Is the Media Ignoring Possible Plagiarism By Al Franken?

In the summer of 2001, the liberal organization FAIR published a report about what they perceived to be a conservative bias at Fox News Channel. In "The Most Biased Name in News," FAIR's Seth Ackerman wrote:

Even Fox's "left-right" debate show, Hannity & Colmes--whose Crossfire-style format virtually imposes numerical equality between conservatives and "liberals"--can't shake the impression of resembling a Harlem Globetrotters game ...

Now check this out. Two years later, Al Franken published a bestselling book, Lies and the Lying Liars Who Tell Them. On page 63 (first edition, hardcover), Franken wrote,

For those of you unfamiliar with the Hannity and Colmes dynamic, it's a conservative-versus-liberal talking head show, kind of a combination between Crossfire and a Harlem Globetrotters game.

"Crossfire"? "A Harlem Globetrotters game"? "Conservatives"? "Liberals"? Yikes. Many people would call this plagiarism. And in his 2005 book, Pants on Fire: How Al Franken Lies, Smears, and Deceives, writer Alan Skorski provides compelling evidence that "Franken appears to have plagiarized" several passages of his book from FAIR's 2001 report.

In all, Mr. Skorski cites a total of ten passages in Franken's book which bear "striking similarities" to the FAIR report.

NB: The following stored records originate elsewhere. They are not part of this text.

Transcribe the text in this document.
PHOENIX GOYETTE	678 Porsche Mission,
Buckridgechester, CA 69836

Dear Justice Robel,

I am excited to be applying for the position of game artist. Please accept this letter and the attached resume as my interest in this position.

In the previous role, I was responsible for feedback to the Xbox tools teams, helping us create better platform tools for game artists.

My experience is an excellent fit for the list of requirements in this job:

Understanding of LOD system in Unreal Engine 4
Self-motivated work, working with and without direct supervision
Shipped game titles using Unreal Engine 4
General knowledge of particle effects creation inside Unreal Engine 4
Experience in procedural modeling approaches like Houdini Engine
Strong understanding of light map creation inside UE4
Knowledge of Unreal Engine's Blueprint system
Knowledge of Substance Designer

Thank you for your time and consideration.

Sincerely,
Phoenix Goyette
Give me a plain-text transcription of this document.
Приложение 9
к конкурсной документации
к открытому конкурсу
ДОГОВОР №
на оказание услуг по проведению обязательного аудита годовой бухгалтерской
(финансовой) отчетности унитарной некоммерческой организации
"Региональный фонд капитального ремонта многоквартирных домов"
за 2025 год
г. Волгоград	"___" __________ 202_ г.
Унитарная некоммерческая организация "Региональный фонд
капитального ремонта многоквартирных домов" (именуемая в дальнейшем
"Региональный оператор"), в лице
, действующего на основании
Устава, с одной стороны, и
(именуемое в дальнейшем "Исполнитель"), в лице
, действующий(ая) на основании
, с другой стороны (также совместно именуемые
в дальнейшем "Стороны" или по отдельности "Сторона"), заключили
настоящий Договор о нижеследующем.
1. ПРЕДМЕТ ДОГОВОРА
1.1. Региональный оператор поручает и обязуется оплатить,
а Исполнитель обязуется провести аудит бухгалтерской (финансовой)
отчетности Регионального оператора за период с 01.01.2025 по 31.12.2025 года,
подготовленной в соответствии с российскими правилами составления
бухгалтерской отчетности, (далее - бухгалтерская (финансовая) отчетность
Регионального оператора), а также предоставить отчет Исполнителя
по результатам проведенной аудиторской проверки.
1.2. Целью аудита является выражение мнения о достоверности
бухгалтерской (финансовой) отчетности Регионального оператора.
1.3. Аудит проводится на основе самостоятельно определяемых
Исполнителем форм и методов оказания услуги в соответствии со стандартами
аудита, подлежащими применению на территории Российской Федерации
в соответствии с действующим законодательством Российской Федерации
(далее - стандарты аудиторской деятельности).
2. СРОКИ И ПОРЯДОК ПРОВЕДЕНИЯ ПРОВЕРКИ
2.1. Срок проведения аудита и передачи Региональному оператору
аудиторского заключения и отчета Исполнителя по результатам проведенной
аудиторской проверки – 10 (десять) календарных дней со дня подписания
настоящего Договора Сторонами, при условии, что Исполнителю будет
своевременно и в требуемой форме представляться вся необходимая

The glaring problem: Franken does not properly cite FAIR's report. Rather, he attributes the words as his own. Franken's "Sources and Notes" section at the back of his book contains no citation of the FAIR report. (The FAIR organization itself is merely given a mention buried among nearly a hundred names in a four-and-a-quarter-page "Acknowledgments" section, where his agent, lawyer, editor etc. are also thanked.)

A reminder: Franken composed his book during a fellowship at Harvard. The cited passages of Franken's writings do not appear to meet the criteria of Harvard's policy of academic honesty (cited at Harvard's Department of Continuing Education). To define plagiarism, Harvard released WRITING WITH SOURCES: A Guide for Harvard Students in 1995. It says:

Plagiarism is passing off a source's information, ideas, or words as your own by omitting to cite them, an act of lying, cheating, and stealing.

Oh, yeah. Franken is now a serious candidate for United States Senator.